"Out-of-control leftism and cancel culture" from the United States is threatening the French identity, a group of prominent politicians and academics in France charged.
American leftists' woke ideology on race, gender, post-colonialism – especially those coming from U.S. universities – are undermining French society and are an attack on French heritage, the group said, according to a Feb. 9 report by the Daily Mail:
It is illegal in France to collect data based on race. The country's national identify is not focused on diversity and multiculturalism, instead emphasizing fundamental rights and core values such as equality and liberty.
The contention that France is being contaminated by American leftism was buoyed last year after French President Emmanuel Macron appeared to side with the academics.Macron warned in an October speech of "certain social science theories entirely imported from the United States."
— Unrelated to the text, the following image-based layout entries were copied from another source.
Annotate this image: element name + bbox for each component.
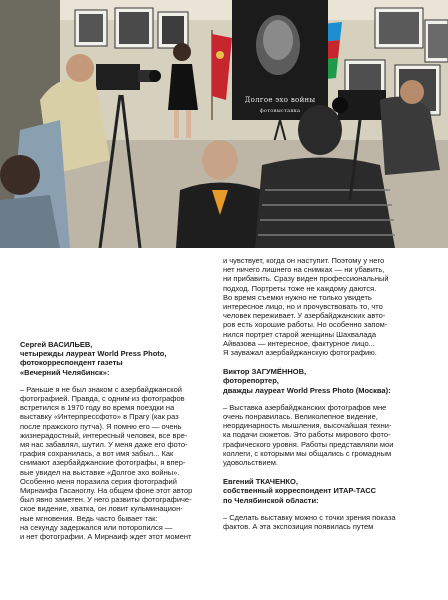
quote-tkachenko (223, 513, 429, 531)
spacer (223, 357, 429, 367)
quote-vasiliev-continued (223, 256, 429, 357)
speaker-title: по Челябинской области: (223, 495, 319, 505)
text-line: встретился в 1970 году во время поездки на (20, 403, 175, 413)
speaker-vasiliev (20, 340, 223, 377)
text-line: – Раньше я не был знаком с азербайджанской (20, 384, 183, 394)
text-line: ров есть хорошие работы. Но особенно запом- (223, 320, 388, 330)
text-line: ные мгновения. Ведь часто бывает так: (20, 513, 158, 523)
text-line: и чувствует, когда он наступит. Поэтому у него (223, 256, 385, 265)
article-column-right (223, 256, 429, 531)
text-line: и нет фотографии. А Мирнаиф ждет этот момент (20, 532, 192, 542)
text-line: человек переживает. У азербайджанских авто- (223, 311, 386, 321)
text-line: жизнерадостный, интересный человек, все вре- (20, 430, 188, 440)
text-line: подход. Портреты тоже не каждому даются. (223, 283, 377, 293)
text-line: был явно заметен. У него развиты фотографиче- (20, 495, 192, 505)
speaker-title: собственный корреспондент ИТАР-ТАСС (223, 486, 377, 496)
text-line: – Сделать выставку можно с точки зрения показа (223, 512, 396, 522)
text-line: фотографией. Правда, с одним из фотографов (20, 394, 185, 404)
poster-title: Долгое эхо войны (244, 96, 316, 104)
speaker-title: фотокорреспондент газеты (20, 358, 123, 368)
text-line: неординарность мышления, высочайшая техни- (223, 421, 392, 431)
text-line: очень понравилась. Великолепное видение, (223, 412, 378, 422)
text-line: ка подачи сюжетов. Это работы мирового фото- (223, 430, 391, 440)
text-line: Я зауважал азербайджанскую фотографию. (223, 348, 377, 358)
text-line: графия сохранилась, а вот имя забыл... Как (20, 449, 174, 459)
speaker-title: дважды лауреат World Press Photo (Москва): (223, 385, 391, 395)
speaker-title: «Вечерний Челябинск»: (20, 367, 110, 377)
quote-vasiliev (20, 385, 223, 541)
text-line: удовольствием. (223, 458, 279, 468)
article-column-left (20, 256, 223, 541)
text-line: Айвазова — интересное, фактурное лицо... (223, 338, 375, 348)
text-line: – Выставка азербайджанских фотографов мне (223, 402, 387, 412)
speaker-name: Виктор ЗАГУМЁННОВ, (223, 367, 307, 377)
poster-subtitle: фотовыставка (259, 108, 301, 114)
speaker-title: четырежды лауреат World Press Photo, (20, 349, 167, 359)
text-line: графического уровня. Работы представляли мои (223, 439, 394, 449)
text-line: ни прибавить. Сразу виден профессиональный (223, 274, 389, 284)
exhibition-photo (0, 0, 448, 248)
text-line: ское видение, хватка, он ловит кульминацион- (20, 504, 183, 514)
text-line: Во время съемки нужно не только увидеть (223, 292, 372, 302)
text-line: мя нас забавлял, шутил. У меня даже его фото- (20, 440, 188, 450)
speaker-name: Сергей ВАСИЛЬЕВ, (20, 340, 93, 349)
text-line: выставку «Интерпрессфото» в Прагу (как раз (20, 412, 179, 422)
text-line: фактов. А эта экспозиция появилась путем (223, 522, 374, 532)
text-line: Мирнаифа Гасаноглу. На общем фоне этот автор (20, 486, 193, 496)
text-line: после пражского путча). Я помню его — очень (20, 421, 182, 431)
quote-zagumennov (223, 403, 429, 467)
text-line: нет ничего лишнего на снимках — ни убавить, (223, 265, 385, 275)
text-line: нился портрет старой женщины Шахвалада (223, 329, 377, 339)
speaker-name: Евгений ТКАЧЕНКО, (223, 477, 298, 487)
text-line: на секунду задержался или поторопился — (20, 522, 173, 532)
speaker-title: фоторепортер, (223, 376, 279, 386)
exhibition-scene (0, 0, 448, 248)
speaker-zagumennov (223, 367, 429, 395)
text-line: вые увидел на выставке «Долгое эхо войны». (20, 467, 180, 477)
text-line: Особенно меня поразила серия фотографий (20, 476, 177, 486)
text-line: интересное лицо, но и прочувствовать то, что (223, 302, 383, 312)
speaker-tkachenko (223, 477, 429, 505)
text-line: снимают азербайджанские фотографы, я впер- (20, 458, 186, 468)
spacer (223, 467, 429, 477)
column-top-space (20, 256, 223, 340)
text-line: коллеги, с которыми мы общались с громадным (223, 448, 392, 458)
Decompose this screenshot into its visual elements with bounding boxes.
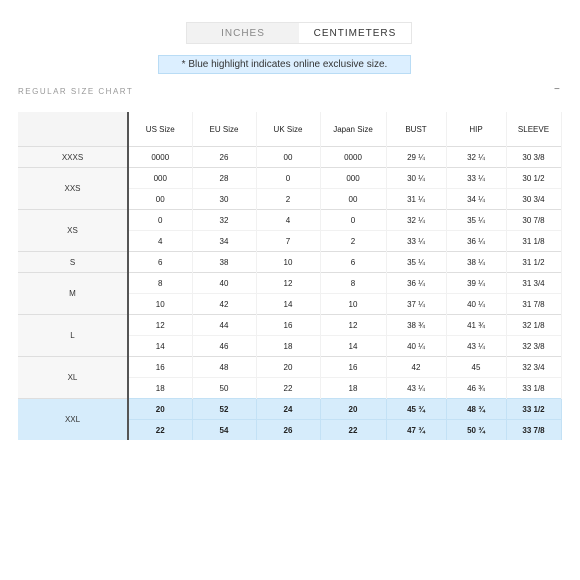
column-header: EU Size xyxy=(192,112,256,147)
table-cell: 39 ¼ xyxy=(446,273,506,294)
column-header: SLEEVE xyxy=(506,112,561,147)
table-cell: 14 xyxy=(320,336,386,357)
table-cell: 33 1/8 xyxy=(506,378,561,399)
table-cell: 4 xyxy=(128,231,192,252)
table-cell: 47 ¾ xyxy=(386,420,446,441)
table-cell: 31 7/8 xyxy=(506,294,561,315)
table-cell: 24 xyxy=(256,399,320,420)
size-label: L xyxy=(18,315,128,357)
table-cell: 44 xyxy=(192,315,256,336)
column-header: Japan Size xyxy=(320,112,386,147)
table-cell: 10 xyxy=(320,294,386,315)
table-cell: 14 xyxy=(128,336,192,357)
table-cell: 43 ¼ xyxy=(386,378,446,399)
table-cell: 0000 xyxy=(128,147,192,168)
column-header: UK Size xyxy=(256,112,320,147)
column-header: BUST xyxy=(386,112,446,147)
table-cell: 18 xyxy=(320,378,386,399)
table-cell: 37 ¼ xyxy=(386,294,446,315)
table-cell: 40 ¼ xyxy=(386,336,446,357)
unit-tabs xyxy=(186,22,412,44)
column-header: HIP xyxy=(446,112,506,147)
table-cell: 20 xyxy=(256,357,320,378)
table-cell: 43 ¼ xyxy=(446,336,506,357)
table-row xyxy=(18,210,561,231)
chart-title: REGULAR SIZE CHART xyxy=(18,87,134,96)
table-cell: 22 xyxy=(256,378,320,399)
table-cell: 50 ¾ xyxy=(446,420,506,441)
table-cell: 38 xyxy=(192,252,256,273)
table-cell: 00 xyxy=(320,189,386,210)
table-cell: 28 xyxy=(192,168,256,189)
minus-icon[interactable]: − xyxy=(554,84,560,95)
table-cell: 26 xyxy=(192,147,256,168)
size-label: XS xyxy=(18,210,128,252)
table-cell: 4 xyxy=(256,210,320,231)
table-cell: 31 ¼ xyxy=(386,189,446,210)
table-cell: 14 xyxy=(256,294,320,315)
table-cell: 7 xyxy=(256,231,320,252)
table-cell: 30 ¼ xyxy=(386,168,446,189)
table-cell: 16 xyxy=(256,315,320,336)
table-cell: 41 ¾ xyxy=(446,315,506,336)
table-cell: 16 xyxy=(128,357,192,378)
table-cell: 22 xyxy=(128,420,192,441)
table-cell: 31 3/4 xyxy=(506,273,561,294)
table-cell: 12 xyxy=(320,315,386,336)
table-cell: 45 xyxy=(446,357,506,378)
table-cell: 32 1/8 xyxy=(506,315,561,336)
tab-centimeters[interactable]: CENTIMETERS xyxy=(299,23,411,43)
tab-inches[interactable]: INCHES xyxy=(187,23,299,43)
table-cell: 46 ¾ xyxy=(446,378,506,399)
table-cell: 2 xyxy=(320,231,386,252)
table-cell: 40 ¼ xyxy=(446,294,506,315)
size-label: M xyxy=(18,273,128,315)
table-cell: 2 xyxy=(256,189,320,210)
table-row xyxy=(18,273,561,294)
table-cell: 0 xyxy=(128,210,192,231)
table-cell: 32 ¼ xyxy=(446,147,506,168)
table-cell: 000 xyxy=(320,168,386,189)
table-cell: 6 xyxy=(320,252,386,273)
table-cell: 20 xyxy=(320,399,386,420)
table-cell: 18 xyxy=(128,378,192,399)
column-header: US Size xyxy=(128,112,192,147)
table-cell: 42 xyxy=(192,294,256,315)
table-cell: 36 ¼ xyxy=(446,231,506,252)
table-cell: 0 xyxy=(320,210,386,231)
table-cell: 10 xyxy=(128,294,192,315)
table-cell: 8 xyxy=(320,273,386,294)
table-cell: 000 xyxy=(128,168,192,189)
table-body xyxy=(18,147,561,441)
table-cell: 52 xyxy=(192,399,256,420)
table-cell: 12 xyxy=(256,273,320,294)
table-row xyxy=(18,399,561,420)
table-cell: 00 xyxy=(256,147,320,168)
table-cell: 32 3/4 xyxy=(506,357,561,378)
size-label: XXXS xyxy=(18,147,128,168)
table-cell: 8 xyxy=(128,273,192,294)
table-row xyxy=(18,168,561,189)
table-cell: 42 xyxy=(386,357,446,378)
table-cell: 31 1/2 xyxy=(506,252,561,273)
table-cell: 33 7/8 xyxy=(506,420,561,441)
table-cell: 33 ¼ xyxy=(386,231,446,252)
size-label: S xyxy=(18,252,128,273)
table-cell: 10 xyxy=(256,252,320,273)
header-corner xyxy=(18,112,128,147)
table-cell: 33 1/2 xyxy=(506,399,561,420)
table-cell: 30 3/4 xyxy=(506,189,561,210)
size-chart-table xyxy=(18,112,562,440)
exclusive-size-notice: * Blue highlight indicates online exclusive size. xyxy=(158,55,411,74)
table-cell: 35 ¼ xyxy=(386,252,446,273)
table-cell: 0 xyxy=(256,168,320,189)
table-cell: 30 3/8 xyxy=(506,147,561,168)
table-cell: 45 ¾ xyxy=(386,399,446,420)
table-row xyxy=(18,357,561,378)
table-cell: 34 ¼ xyxy=(446,189,506,210)
table-cell: 20 xyxy=(128,399,192,420)
table-cell: 38 ¼ xyxy=(446,252,506,273)
table-cell: 30 xyxy=(192,189,256,210)
table-cell: 33 ¼ xyxy=(446,168,506,189)
table-cell: 6 xyxy=(128,252,192,273)
table-cell: 32 3/8 xyxy=(506,336,561,357)
table-cell: 12 xyxy=(128,315,192,336)
size-label: XXS xyxy=(18,168,128,210)
table-cell: 30 7/8 xyxy=(506,210,561,231)
table-cell: 35 ¼ xyxy=(446,210,506,231)
table-cell: 0000 xyxy=(320,147,386,168)
table-cell: 48 xyxy=(192,357,256,378)
table-header-row xyxy=(18,112,561,147)
table-row xyxy=(18,252,561,273)
table-row xyxy=(18,147,561,168)
table-cell: 29 ¼ xyxy=(386,147,446,168)
table-cell: 30 1/2 xyxy=(506,168,561,189)
table-cell: 00 xyxy=(128,189,192,210)
size-label: XL xyxy=(18,357,128,399)
table-cell: 32 ¼ xyxy=(386,210,446,231)
table-cell: 16 xyxy=(320,357,386,378)
table-cell: 48 ¾ xyxy=(446,399,506,420)
table-cell: 32 xyxy=(192,210,256,231)
table-cell: 40 xyxy=(192,273,256,294)
table-row xyxy=(18,315,561,336)
table-cell: 50 xyxy=(192,378,256,399)
table-cell: 54 xyxy=(192,420,256,441)
table-cell: 18 xyxy=(256,336,320,357)
size-label: XXL xyxy=(18,399,128,441)
table-cell: 36 ¼ xyxy=(386,273,446,294)
table-cell: 26 xyxy=(256,420,320,441)
table-cell: 22 xyxy=(320,420,386,441)
table-cell: 34 xyxy=(192,231,256,252)
table-cell: 38 ¾ xyxy=(386,315,446,336)
table-cell: 31 1/8 xyxy=(506,231,561,252)
table-cell: 46 xyxy=(192,336,256,357)
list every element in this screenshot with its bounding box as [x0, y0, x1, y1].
Amid protests in June inspired by the leftist American group Black Lives Matter, Macron blamed universities for encouraging the "ethnicization of the social question" — amounting to "breaking the republic in two."
Education Minister Jean-Michel Blanquer also warned in October that there is a "battle to wage against an intellectual matrix from American universities."
An open letter from 100 prominent French scholars blasted social theories "transferred from North American campuses."
One of the signatories, Gilles Kepel, argued that American influence led to "a sort of prohibition in universities to think about the phenomenon of political Islam in the name of a leftist ideology that considers it the religion of the underprivileged."
Historian Pierre-André Taguieff noted that the "American-style black question" was a "totally artificial importation" to France.
Taguieff said that it was all driven by "hatred of the West, as a white civilization. The common agenda of these enemies of European civilization can be summed up in three words: decolonize, demasculate, de-Europeanize. Straight white male — that's the culprit to condemn and the enemy to eliminate."
Sociologist Nathalie Heinich last month established an organization that fights against what she called "decolonialism and identity politics."
The organization has written warnings against "American-inspired social theories" in many major French publications and has spoken out against "cancel culture" at French universities.
"It was a series of incidents that was extremely traumatic to our community and that all fell under what is called cancel culture," Heinich said of the BLM-inspired protests.